GSA Connects 2021 in Portland, Oregon

Paper No. 35-10
Presentation Time: 4:05 PM


MCDERMOTT, Robert, Alaska Science Center, U.S. Geological Survey, Anchorage, AK 99508, AULT, Alexis K., Department of Geosciences, Utah State University, 4505 Old Main Hl, Logan, UT 84322-4505, EVANS, James P., Department of Geosciences, Utah State University, 4505 Old Main Hill, Logan, UT 84322, WETZEL, Kelsey F., Department of Geological Sciences, University of Idaho, Moscow, ID 83844 and SHEN, Fen-Ann, Microscopy Core Facility, Utah State University, Logan, UT 84322

Earthquakes dissipate mechanical energy as frictional heat. Coseismic temperature rise may vary spatially with fault properties such as shear zone thickness and slip surface topography, influencing thermally activated weakening and transient rheology.
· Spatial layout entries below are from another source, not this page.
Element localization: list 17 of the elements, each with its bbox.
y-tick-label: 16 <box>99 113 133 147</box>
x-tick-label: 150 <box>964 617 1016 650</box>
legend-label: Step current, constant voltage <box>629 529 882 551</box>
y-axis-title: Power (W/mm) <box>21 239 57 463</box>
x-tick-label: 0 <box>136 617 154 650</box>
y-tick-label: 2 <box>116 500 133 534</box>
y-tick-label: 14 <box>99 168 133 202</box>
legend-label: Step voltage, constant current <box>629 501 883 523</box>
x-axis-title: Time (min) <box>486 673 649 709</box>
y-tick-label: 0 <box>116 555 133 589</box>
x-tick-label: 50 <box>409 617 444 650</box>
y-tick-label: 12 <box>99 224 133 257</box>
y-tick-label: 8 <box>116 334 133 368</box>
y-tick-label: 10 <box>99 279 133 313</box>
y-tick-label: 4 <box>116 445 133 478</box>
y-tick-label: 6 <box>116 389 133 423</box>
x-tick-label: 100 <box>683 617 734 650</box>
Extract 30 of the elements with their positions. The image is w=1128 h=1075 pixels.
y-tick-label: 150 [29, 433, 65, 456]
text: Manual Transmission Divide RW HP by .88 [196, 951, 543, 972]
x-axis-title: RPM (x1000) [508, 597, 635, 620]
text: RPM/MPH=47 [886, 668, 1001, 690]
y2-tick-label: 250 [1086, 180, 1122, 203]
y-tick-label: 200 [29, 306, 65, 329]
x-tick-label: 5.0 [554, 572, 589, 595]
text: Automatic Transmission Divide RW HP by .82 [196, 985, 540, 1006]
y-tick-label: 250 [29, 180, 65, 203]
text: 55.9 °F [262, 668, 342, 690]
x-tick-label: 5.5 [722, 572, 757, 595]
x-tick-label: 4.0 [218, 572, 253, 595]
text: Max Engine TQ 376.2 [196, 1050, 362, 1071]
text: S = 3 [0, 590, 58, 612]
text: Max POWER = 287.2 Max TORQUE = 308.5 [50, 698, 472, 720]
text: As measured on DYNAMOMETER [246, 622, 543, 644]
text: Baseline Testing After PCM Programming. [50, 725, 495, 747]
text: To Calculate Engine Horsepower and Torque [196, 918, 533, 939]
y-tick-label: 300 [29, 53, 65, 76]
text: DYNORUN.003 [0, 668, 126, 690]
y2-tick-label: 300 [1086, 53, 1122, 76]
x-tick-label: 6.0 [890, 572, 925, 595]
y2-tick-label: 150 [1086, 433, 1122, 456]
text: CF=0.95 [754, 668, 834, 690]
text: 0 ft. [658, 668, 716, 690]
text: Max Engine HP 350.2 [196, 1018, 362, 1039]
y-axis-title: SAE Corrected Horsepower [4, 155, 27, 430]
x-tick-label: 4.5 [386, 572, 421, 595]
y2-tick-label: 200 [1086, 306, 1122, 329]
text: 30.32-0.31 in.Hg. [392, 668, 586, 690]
We present microtextural observations, electron backscatter diffraction data, and hematite (U-Th)/He (HeHe) dates from small (~0.3 m2) hematite-coated fault mirrors (FMs) hosted in the seismogenic Wasatch fault zone to evaluate the interplay between fault structure, strain localization, and weakening mechanisms during paleoearthquakes. Samples consist of mm- to cm-thick hematite-cemented breccia veins, cut by an overlying 25-300 µm-thick hematite cataclastic layer that forms the FM (FM volume; FMV). The FMV exhibits inter- and intra-sample textural heterogeneity. Cataclasite grades to ultracataclasite where total FMV thickness is greatest. Where the FMV is thinnest and(or) at mm-scale geometric asperities on the FM surface, hematite particles having subgrains and serrated boundaries coexist with low-strain polygonal grains whose diameter increases with distance from the FM. These morphologies imply crystal plastic deformation and annealing, respectively. Spatial relations between FM microtextures and comparison to hematite deformation experiments indicate temperatures ranging from <300 ⁰C (ultracataclasite) to ≥600-1100 ⁰C (polygonal grains) over mm scales during seismic slip. The hottest temperatures may be attained by flash heating at asperities, but mm-scale likely displacements preserve textural evidence of concomitant brittle and plastic deformation. Complementary HeHe dates from isolated breccia matrix and the FMV are ~70-20 Ma and ~40-13 Ma. Comparison of the HeHe closure temperature and other thermochronometry data support Late Cretaceous brecciation and Paleocene partial exhumation, followed by Miocene fault reactivation and FM development at ≤4 km depth. We propose a model of FM development where repeated hematite alteration weakens host rock, facilitating subsequent seismic slip. Strain localization and fault geometry promote heterogenous temperature rise and transient plastic deformation during slip, even at depths and ambient temperatures dominated by brittle deformation in classic models of fault rheology.